If `cos(alpha+beta)+sin(alpha-beta)=0` and `tan beta ne1`, then find the value of `tan alpha`.

To solve the problem, we start with the equation given: \[ \cos(\alpha + \beta) + \sin(\alpha - \beta) = 0 \] ### Step 1: Apply Trigonometric Identities We can use the trigonometric identities for \(\cos(\alpha + \beta)\) and \(\sin(\alpha - \beta)\): \[ \cos(\alpha + \beta) = \cos \alpha \cos \beta - \sin \alpha \sin \beta \] \[ \sin(\alpha - \beta) = \sin \alpha \cos \beta - \cos \alpha \sin \beta \] Substituting these into the equation gives: \[ \cos \alpha \cos \beta - \sin \alpha \sin \beta + \sin \alpha \cos \beta - \cos \alpha \sin \beta = 0 \] ### Step 2: Rearranging the Equation Now, we can rearrange the equation: \[ \cos \alpha \cos \beta - \cos \alpha \sin \beta + \sin \alpha \cos \beta - \sin \alpha \sin \beta = 0 \] Grouping the terms: \[ \cos \alpha (\cos \beta - \sin \beta) + \sin \alpha (\cos \beta - \sin \beta) = 0 \] ### Step 3: Factor Out Common Terms We can factor out \((\cos \beta - \sin \beta)\): \[ (\cos \beta - \sin \beta)(\cos \alpha + \sin \alpha) = 0 \] ### Step 4: Analyze the Factors Since \(\tan \beta \neq 1\), we cannot have \(\cos \beta - \sin \beta = 0\).

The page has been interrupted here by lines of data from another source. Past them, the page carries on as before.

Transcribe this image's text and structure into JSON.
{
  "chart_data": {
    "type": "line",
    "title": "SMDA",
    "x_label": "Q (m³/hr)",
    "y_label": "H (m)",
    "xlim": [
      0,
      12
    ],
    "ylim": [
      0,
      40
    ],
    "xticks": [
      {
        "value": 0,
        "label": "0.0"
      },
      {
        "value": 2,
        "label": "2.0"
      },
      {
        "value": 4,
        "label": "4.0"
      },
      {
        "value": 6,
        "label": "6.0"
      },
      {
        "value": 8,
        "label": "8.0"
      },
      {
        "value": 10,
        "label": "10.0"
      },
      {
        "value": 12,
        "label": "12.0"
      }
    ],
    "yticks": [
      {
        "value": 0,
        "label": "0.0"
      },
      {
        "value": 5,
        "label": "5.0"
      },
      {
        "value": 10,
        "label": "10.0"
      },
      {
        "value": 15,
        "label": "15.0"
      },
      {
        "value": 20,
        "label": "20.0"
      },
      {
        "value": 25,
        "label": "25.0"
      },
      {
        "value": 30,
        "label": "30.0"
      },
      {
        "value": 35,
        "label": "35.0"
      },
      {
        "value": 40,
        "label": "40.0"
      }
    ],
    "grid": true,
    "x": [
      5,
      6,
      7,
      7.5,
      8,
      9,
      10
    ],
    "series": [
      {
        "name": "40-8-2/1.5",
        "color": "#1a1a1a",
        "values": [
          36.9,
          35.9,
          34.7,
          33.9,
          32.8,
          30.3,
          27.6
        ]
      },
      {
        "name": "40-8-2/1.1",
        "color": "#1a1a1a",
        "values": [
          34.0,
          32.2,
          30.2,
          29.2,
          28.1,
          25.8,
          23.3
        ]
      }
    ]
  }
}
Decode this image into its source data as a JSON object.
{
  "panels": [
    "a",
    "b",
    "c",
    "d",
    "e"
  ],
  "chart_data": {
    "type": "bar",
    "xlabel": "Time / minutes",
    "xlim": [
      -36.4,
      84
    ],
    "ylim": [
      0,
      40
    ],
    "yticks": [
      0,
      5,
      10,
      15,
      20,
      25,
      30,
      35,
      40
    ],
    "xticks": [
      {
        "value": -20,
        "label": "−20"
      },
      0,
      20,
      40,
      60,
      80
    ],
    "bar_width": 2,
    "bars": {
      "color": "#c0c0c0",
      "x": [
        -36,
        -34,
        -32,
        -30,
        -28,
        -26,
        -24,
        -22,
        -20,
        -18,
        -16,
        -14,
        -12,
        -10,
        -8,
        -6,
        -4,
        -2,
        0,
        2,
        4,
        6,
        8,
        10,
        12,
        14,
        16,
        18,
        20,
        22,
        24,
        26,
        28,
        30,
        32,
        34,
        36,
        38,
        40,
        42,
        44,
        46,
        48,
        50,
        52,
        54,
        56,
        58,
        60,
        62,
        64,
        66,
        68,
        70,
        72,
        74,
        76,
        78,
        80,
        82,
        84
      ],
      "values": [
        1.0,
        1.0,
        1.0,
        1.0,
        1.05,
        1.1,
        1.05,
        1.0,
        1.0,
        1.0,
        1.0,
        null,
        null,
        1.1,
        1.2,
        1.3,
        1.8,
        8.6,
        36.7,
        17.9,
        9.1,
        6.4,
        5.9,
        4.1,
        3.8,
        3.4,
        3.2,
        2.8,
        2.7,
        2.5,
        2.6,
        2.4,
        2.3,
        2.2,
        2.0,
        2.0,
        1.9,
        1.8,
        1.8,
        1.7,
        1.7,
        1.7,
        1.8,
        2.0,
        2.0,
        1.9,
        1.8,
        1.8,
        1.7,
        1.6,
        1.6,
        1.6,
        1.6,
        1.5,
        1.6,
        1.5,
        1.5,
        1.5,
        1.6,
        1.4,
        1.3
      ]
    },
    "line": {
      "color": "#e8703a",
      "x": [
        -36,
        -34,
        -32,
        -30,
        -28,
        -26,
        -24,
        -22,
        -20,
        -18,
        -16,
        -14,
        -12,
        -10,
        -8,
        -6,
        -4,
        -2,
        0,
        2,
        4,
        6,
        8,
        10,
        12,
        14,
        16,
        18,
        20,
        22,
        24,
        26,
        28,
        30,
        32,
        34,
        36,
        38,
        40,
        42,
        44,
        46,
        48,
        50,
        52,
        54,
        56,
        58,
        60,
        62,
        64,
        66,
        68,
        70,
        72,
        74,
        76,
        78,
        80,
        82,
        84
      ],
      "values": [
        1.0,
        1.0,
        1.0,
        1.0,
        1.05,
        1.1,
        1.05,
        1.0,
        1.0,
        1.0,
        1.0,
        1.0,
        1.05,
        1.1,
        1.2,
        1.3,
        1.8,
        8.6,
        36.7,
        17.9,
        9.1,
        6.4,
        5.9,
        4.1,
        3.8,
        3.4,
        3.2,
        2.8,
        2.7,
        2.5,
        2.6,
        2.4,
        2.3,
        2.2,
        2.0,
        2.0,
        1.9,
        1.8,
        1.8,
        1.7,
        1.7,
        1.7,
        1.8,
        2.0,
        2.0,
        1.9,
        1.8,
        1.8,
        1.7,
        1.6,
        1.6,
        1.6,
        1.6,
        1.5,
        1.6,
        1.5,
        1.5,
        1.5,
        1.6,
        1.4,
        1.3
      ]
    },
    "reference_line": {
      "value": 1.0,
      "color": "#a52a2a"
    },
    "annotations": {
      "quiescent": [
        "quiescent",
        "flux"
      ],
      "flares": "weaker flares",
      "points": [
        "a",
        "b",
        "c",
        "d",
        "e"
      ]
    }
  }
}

Therefore, we must have: \[ \cos \alpha + \sin \alpha = 0 \] ### Step 5: Solve for \(\tan \alpha\) From \(\cos \alpha + \sin \alpha = 0\), we can rearrange this to: \[ \cos \alpha = -\sin \alpha \] Dividing both sides by \(\cos \alpha\) (assuming \(\cos \alpha \neq 0\)) gives: \[ 1 = -\tan \alpha \] Thus: \[ \tan \alpha = -1 \] ### Final Answer The value of \(\tan \alpha\) is: \[ \boxed{-1} \]